Detection Strategies

  • Monitor Velociraptor audit logs for query() plugin usage patterns that reference multiple organizational contexts
  • Implement alerting on notebook cell executions that contain VQL queries with org-switching patterns
  • Review user activity logs for access to organizational data that does not match user assignment records
  • Deploy behavioral analytics to detect users accessing data volumes inconsistent with their normal access patterns

Monitoring Recommendations

  • Enable comprehensive audit logging for all notebook activities and VQL query executions
  • Implement log correlation to identify users executing queries outside their assigned organizational context
  • Establish baseline user behavior profiles to detect anomalous cross-organization query patterns
  • Review and monitor ACL token usage patterns across organizational boundaries

How to Mitigate CVE-2026-6290

Immediate Actions Required

  • Upgrade Velociraptor to version 0.76.3 or later immediately
  • Audit existing notebooks for any suspicious query() plugin usage that may indicate exploitation
  • Review access logs for any cross-organization query activity prior to patching
  • Temporarily restrict notebook creation and editing privileges to trusted administrators until patching is complete

Patch Information

The vulnerability is addressed in Velociraptor version 0.76.3. Organizations should upgrade to this version or later to remediate the vulnerability.
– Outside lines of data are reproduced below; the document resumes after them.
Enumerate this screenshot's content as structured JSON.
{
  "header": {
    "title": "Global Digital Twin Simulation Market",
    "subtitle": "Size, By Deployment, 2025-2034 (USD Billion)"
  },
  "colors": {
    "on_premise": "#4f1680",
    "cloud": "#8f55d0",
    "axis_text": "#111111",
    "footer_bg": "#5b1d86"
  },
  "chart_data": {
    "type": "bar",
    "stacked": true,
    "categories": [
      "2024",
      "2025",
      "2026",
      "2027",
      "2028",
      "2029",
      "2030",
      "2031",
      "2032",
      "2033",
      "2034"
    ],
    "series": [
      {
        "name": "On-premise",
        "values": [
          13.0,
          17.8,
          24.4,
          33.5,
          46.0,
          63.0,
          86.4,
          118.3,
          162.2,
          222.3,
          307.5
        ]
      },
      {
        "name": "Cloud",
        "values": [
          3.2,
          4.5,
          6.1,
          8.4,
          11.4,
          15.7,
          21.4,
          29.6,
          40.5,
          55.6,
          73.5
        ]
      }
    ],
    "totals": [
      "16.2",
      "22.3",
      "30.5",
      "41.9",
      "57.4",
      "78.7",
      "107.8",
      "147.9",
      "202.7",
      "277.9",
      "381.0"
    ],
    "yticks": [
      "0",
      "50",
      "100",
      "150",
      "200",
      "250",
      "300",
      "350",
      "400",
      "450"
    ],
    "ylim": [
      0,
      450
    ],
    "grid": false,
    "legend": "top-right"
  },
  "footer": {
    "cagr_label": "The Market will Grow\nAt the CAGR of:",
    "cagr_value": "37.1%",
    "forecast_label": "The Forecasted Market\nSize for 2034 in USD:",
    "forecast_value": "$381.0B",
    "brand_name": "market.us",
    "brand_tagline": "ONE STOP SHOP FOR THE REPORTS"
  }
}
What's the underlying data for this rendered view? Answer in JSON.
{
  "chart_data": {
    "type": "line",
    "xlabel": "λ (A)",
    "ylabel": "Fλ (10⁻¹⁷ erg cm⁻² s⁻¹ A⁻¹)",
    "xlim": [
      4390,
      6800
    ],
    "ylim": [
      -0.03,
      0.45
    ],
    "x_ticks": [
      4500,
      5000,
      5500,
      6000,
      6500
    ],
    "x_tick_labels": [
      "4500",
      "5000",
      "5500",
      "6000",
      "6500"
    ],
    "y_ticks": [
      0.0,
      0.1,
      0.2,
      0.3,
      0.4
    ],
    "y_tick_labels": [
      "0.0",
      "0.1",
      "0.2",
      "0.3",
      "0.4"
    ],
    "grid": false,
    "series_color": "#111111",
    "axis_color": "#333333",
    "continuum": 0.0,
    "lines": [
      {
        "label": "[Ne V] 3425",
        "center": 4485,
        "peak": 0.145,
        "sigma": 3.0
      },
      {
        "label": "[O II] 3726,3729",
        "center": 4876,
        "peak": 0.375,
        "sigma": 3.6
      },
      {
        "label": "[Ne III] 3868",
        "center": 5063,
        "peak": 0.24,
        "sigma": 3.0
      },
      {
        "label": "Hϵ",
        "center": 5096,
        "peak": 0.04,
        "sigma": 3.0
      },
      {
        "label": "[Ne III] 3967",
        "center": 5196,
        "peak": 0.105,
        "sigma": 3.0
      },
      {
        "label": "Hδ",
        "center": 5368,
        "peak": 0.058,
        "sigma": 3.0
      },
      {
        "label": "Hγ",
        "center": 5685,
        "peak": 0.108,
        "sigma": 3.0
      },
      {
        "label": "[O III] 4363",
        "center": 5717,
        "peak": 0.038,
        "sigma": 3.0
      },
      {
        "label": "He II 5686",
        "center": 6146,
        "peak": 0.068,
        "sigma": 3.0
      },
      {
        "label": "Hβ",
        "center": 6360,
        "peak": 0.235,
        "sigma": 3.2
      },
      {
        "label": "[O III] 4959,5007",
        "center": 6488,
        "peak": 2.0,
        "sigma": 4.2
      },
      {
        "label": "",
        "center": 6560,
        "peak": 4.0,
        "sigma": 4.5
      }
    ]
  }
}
Detailed patch information is available in the Velociraptor Security Advisory.

Workarounds

  • Restrict notebook creation and editing privileges to only highly trusted users until the patch can be applied
  • Disable or limit access to the query() plugin through ACL policy if operationally feasible
  • Implement additional network segmentation to limit exposure of the Velociraptor GUI
  • Increase audit logging verbosity and implement real-time monitoring for notebook activity
bash
# Example: Restrict notebook permissions in Velociraptor configuration
# Consult official documentation for your specific deployment
# Limit notebook access to administrators only until patch is applied
velociraptor config rotate --org "your-org" --notebook-acl "administrators-only"

Disclaimer: This content was generated using AI. While we strive for accuracy, please verify critical information with official sources.